Automated field-in-field planning for tangential breast radiation therapy based on digitally reconstructed radiograph.

May 12, 2025pubmed logopapers

Authors

Srikornkan P,Khamfongkhruea C,Intanin P,Thongsawad S

Affiliations (4)

  • Medical Physics Program, Princess Srisavangavadhana Faculty of Medicine, Chulabhorn Royal Academy, Bangkok, Thailand.
  • Department of Radiation Oncology, Chulabhorn Hospital, Chulabhorn Royal Academy, Bangkok, Thailand; Medical Physics Program, Princess Srisavangavadhana Faculty of Medicine, Chulabhorn Royal Academy, Bangkok, Thailand.
  • Department of Radiation Oncology, Chulabhorn Hospital, Chulabhorn Royal Academy, Bangkok, Thailand.
  • Department of Radiation Oncology, Chulabhorn Hospital, Chulabhorn Royal Academy, Bangkok, Thailand; Medical Physics Program, Princess Srisavangavadhana Faculty of Medicine, Chulabhorn Royal Academy, Bangkok, Thailand.
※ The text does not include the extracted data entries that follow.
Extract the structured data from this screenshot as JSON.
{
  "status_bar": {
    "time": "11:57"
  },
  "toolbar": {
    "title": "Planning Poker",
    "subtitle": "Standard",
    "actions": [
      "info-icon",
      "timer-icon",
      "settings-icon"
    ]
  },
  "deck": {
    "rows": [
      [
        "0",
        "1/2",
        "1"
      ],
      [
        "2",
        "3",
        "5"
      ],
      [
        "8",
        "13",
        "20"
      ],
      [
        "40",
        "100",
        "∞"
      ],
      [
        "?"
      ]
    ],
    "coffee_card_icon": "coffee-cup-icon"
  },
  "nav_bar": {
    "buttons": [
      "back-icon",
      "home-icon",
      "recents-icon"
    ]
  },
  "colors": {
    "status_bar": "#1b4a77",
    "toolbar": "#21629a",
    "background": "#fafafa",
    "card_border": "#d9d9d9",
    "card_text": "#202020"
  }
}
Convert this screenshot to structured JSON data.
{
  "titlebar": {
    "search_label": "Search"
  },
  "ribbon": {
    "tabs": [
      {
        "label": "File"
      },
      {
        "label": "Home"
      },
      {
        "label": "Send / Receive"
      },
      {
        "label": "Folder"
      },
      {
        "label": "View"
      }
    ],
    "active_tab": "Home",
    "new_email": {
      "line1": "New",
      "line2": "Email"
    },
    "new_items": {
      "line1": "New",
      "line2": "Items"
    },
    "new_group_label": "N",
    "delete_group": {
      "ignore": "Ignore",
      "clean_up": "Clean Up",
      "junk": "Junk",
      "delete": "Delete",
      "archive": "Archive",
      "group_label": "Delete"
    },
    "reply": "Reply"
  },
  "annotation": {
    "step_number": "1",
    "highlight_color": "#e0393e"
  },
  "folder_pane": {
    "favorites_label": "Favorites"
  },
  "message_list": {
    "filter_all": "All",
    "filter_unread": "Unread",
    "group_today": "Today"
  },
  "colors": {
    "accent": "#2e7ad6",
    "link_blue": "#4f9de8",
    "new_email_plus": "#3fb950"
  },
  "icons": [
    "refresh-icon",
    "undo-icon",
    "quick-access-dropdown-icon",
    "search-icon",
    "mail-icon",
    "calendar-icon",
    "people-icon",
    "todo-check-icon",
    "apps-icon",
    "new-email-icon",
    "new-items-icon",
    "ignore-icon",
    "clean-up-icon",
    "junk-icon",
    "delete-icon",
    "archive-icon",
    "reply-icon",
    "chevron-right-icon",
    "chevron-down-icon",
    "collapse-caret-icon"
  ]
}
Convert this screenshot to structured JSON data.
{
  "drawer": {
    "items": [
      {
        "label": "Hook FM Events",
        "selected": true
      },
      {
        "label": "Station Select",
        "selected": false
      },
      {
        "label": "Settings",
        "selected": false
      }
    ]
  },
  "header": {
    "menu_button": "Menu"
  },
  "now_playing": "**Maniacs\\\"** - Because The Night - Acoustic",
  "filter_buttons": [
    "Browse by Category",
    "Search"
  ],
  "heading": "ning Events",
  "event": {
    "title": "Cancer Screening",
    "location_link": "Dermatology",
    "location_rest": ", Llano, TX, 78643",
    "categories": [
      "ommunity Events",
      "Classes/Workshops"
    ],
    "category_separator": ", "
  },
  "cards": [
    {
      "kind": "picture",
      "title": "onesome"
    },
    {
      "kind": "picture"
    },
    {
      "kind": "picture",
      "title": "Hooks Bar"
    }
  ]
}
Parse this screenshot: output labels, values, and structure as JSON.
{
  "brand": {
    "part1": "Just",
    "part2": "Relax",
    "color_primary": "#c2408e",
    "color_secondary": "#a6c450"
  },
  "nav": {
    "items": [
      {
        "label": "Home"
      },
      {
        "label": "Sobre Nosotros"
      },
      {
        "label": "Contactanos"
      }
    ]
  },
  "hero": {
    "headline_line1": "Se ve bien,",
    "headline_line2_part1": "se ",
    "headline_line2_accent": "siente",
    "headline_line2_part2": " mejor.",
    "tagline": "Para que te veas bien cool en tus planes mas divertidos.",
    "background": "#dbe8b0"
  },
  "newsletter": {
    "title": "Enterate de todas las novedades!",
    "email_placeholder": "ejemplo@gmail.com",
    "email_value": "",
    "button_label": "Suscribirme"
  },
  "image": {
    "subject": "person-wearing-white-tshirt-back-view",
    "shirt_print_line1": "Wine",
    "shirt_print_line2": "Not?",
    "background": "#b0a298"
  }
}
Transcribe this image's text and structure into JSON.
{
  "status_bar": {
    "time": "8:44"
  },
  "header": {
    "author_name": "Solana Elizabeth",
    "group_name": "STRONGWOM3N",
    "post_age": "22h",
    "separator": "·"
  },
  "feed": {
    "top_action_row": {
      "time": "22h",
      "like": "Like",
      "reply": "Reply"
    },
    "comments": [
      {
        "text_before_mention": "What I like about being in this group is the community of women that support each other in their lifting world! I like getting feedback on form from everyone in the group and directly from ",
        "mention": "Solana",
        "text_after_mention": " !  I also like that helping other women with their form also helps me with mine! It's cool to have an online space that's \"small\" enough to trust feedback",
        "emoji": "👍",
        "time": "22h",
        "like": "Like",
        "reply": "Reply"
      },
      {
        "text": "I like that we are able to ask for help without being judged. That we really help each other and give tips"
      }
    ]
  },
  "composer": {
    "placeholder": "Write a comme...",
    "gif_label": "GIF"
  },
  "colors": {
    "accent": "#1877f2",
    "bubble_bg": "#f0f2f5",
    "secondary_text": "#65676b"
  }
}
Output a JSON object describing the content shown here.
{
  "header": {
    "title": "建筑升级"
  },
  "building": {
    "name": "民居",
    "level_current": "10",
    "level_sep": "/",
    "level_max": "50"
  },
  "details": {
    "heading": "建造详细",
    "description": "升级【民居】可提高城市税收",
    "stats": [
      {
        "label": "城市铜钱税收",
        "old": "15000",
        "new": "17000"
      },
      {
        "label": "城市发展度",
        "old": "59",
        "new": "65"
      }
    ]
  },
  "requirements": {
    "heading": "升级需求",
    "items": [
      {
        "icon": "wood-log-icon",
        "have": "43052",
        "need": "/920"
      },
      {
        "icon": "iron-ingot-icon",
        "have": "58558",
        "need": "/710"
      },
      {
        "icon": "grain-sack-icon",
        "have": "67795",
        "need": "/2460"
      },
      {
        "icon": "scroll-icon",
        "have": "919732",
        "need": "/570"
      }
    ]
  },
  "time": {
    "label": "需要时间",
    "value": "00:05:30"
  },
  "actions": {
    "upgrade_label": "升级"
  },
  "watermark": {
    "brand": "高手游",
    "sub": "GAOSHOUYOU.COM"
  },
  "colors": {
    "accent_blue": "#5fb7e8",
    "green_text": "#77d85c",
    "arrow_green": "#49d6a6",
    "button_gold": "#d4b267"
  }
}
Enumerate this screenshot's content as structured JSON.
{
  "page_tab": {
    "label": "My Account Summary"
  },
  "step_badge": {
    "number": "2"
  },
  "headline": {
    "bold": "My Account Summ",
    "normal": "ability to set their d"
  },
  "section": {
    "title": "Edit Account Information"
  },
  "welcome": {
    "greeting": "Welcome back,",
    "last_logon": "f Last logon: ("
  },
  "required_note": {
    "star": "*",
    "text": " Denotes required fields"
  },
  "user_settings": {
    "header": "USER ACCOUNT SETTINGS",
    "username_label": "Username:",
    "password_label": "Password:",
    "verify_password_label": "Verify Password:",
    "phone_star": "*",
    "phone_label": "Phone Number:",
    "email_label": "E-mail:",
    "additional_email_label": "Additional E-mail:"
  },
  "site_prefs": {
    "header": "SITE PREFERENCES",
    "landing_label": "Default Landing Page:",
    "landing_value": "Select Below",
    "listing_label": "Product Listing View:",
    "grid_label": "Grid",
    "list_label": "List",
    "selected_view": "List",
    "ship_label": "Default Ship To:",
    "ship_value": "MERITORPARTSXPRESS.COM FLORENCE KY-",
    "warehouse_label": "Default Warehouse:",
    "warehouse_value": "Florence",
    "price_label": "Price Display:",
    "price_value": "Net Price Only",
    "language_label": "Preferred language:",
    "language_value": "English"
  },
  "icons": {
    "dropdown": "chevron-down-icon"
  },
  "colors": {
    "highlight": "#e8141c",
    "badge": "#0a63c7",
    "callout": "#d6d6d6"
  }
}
Electronic address: [email protected].

Abstract

The tangential field-in-field (FIF) technique is a widely used method in breast radiation therapy, known for its efficiency and the reduced number of fields required in treatment planning. However, it is labor-intensive, requiring manual shaping of the multileaf collimator (MLC) to minimize hot spots. This study aims to develop a novel automated FIF planning approach for tangential breast radiation therapy using Digitally Reconstructed Radiograph (DRR) images. A total of 78 patients were selected to train and test a fluence map prediction model based on U-Net architecture. DRR images were used as input data to predict the fluence maps. The predicted fluence maps for each treatment plan were then converted into MLC positions and exported as Digital Imaging and Communications in Medicine (DICOM) files. These files were used to recalculate the dose distribution and assess dosimetric parameters for both the PTV and OARs. The mean absolute error (MAE) between the predicted and original fluence map was 0.007 ± 0.002. The result of gamma analysis indicates strong agreement between the predicted and original fluence maps, with gamma passing rate values of 95.47 ± 4.27 for the 3 %/3 mm criteria, 94.65 ± 4.32 for the 3 %/2 mm criteria, and 83.4 ± 12.14 for the 2 %/2 mm criteria. The plan quality, in terms of tumor coverage and doses to organs at risk (OARs), showed no significant differences between the automated FIF and original plans. The automated plans yielded promising results, with plan quality comparable to the original.